Net income rose to 244.8 million francs ($265 million), from 218.3 million francs in the year-earlier period, the Basel-based company said in a statement today.
Baloise reduced its return-on-equity goal earlier this year as low interest rates put pressure on investment returns. The 150-year-old insurer said it will also cut about 400 jobs by the end of 2017 as it targets annual savings of 40 million euros ($53 million) in Germany from 2015. Baloise reported more than 50 million francs of claims in the first half, mainly relating to floods in central Europe in June.
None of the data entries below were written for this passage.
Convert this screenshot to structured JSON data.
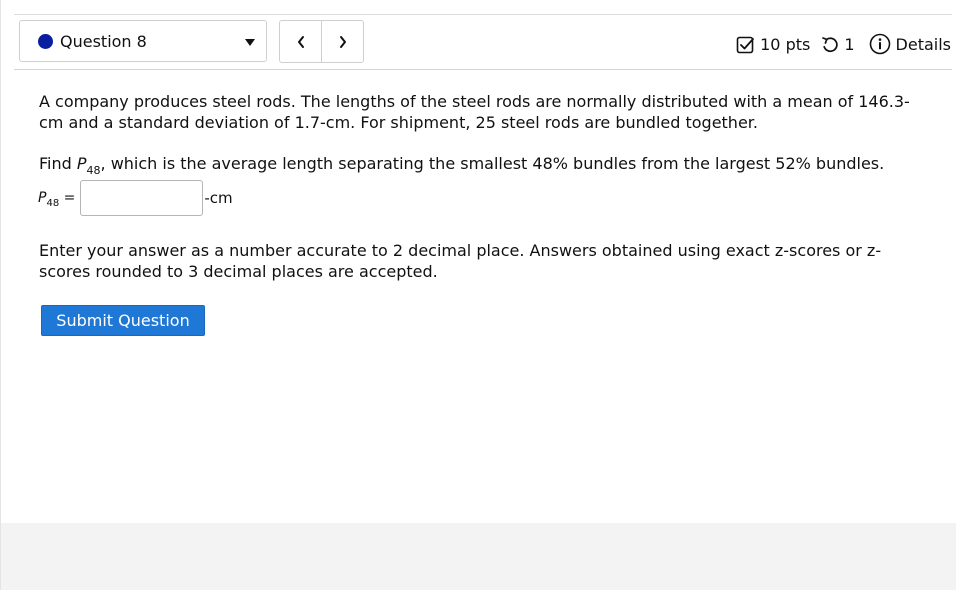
{
  "question_selector": {
    "label": "Question 8"
  },
  "nav": {
    "prev_icon": "chevron-left-icon",
    "next_icon": "chevron-right-icon"
  },
  "meta": {
    "points": "10 pts",
    "attempts": "1",
    "details": "Details"
  },
  "question": {
    "paragraph1": "A company produces steel rods. The lengths of the steel rods are normally distributed with a mean of 146.3-cm and a standard deviation of 1.7-cm. For shipment, 25 steel rods are bundled together.",
    "p2_find": "Find ",
    "p_symbol": "P",
    "p_sub": "48",
    "p2_rest": ", which is the average length separating the smallest 48% bundles from the largest 52% bundles.",
    "answer_eq": " =",
    "answer_value": "",
    "unit": "-cm",
    "paragraph3": "Enter your answer as a number accurate to 2 decimal place. Answers obtained using exact z-scores or z-scores rounded to 3 decimal places are accepted."
  },
  "submit": {
    "label": "Submit Question"
  },
  "colors": {
    "accent": "#1f77d6",
    "dot": "#0a1f9f"
  }
}
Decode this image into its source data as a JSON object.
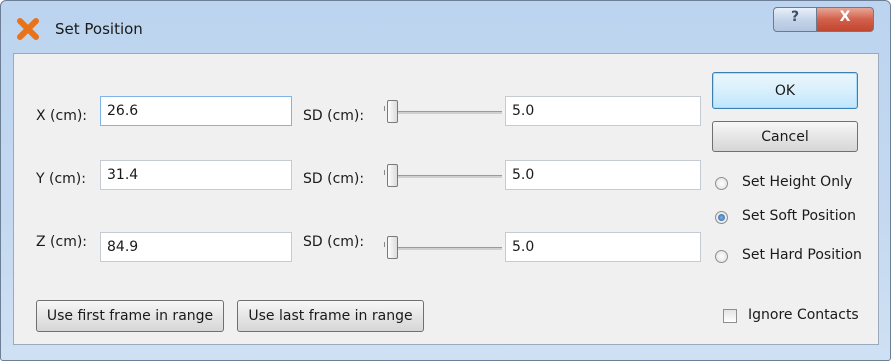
{
  "window": {
    "title": "Set Position",
    "help_label": "?",
    "close_label": "X"
  },
  "rows": [
    {
      "axis_label": "X (cm):",
      "value": "26.6",
      "sd_label": "SD (cm):",
      "sd_value": "5.0"
    },
    {
      "axis_label": "Y (cm):",
      "value": "31.4",
      "sd_label": "SD (cm):",
      "sd_value": "5.0"
    },
    {
      "axis_label": "Z (cm):",
      "value": "84.9",
      "sd_label": "SD (cm):",
      "sd_value": "5.0"
    }
  ],
  "buttons": {
    "ok": "OK",
    "cancel": "Cancel",
    "use_first": "Use first frame in range",
    "use_last": "Use last frame in range"
  },
  "options": {
    "set_height_only": "Set Height Only",
    "set_soft_position": "Set Soft Position",
    "set_hard_position": "Set Hard Position",
    "selected": "Set Soft Position",
    "ignore_contacts": "Ignore Contacts",
    "ignore_contacts_checked": false
  },
  "colors": {
    "accent": "#3c7fb1",
    "close": "#c24630",
    "title_icon": "#e8731a"
  }
}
“Even though the German business unit was heavily affected by flood and storm damage, it still managed to increase operating profit,” Dominik Studer, an analyst at J. Safra Sarasin, wrote in a report today. “We appreciate the measures taken to cut costs in Germany and expect a positive restructuring effects to become effective from 2014 onwards.”
Baloise shares advanced 2.1 percent to 99.75 francs at 9:44 a.m. in Zurich trading, bringing this year’s gain to 27 percent and valuing the company at 4.9 billion francs. That compares with a 12 percent increase for the 30-company Bloomberg Europe 500 Insurance Index.
“Our core insurance business is performing well and is highly profitable, putting us firmly on track to achieve our financial targets,” Chief Executive Officer Martin Strobel said in the statement.
The flood losses resulted in the insurer’s combined ratio, which shows spending on claims and costs as a percentage of premiums, worsening to 94.5 percent from 92.6 percent. A ratio above 100 percent means a loss from underwriting.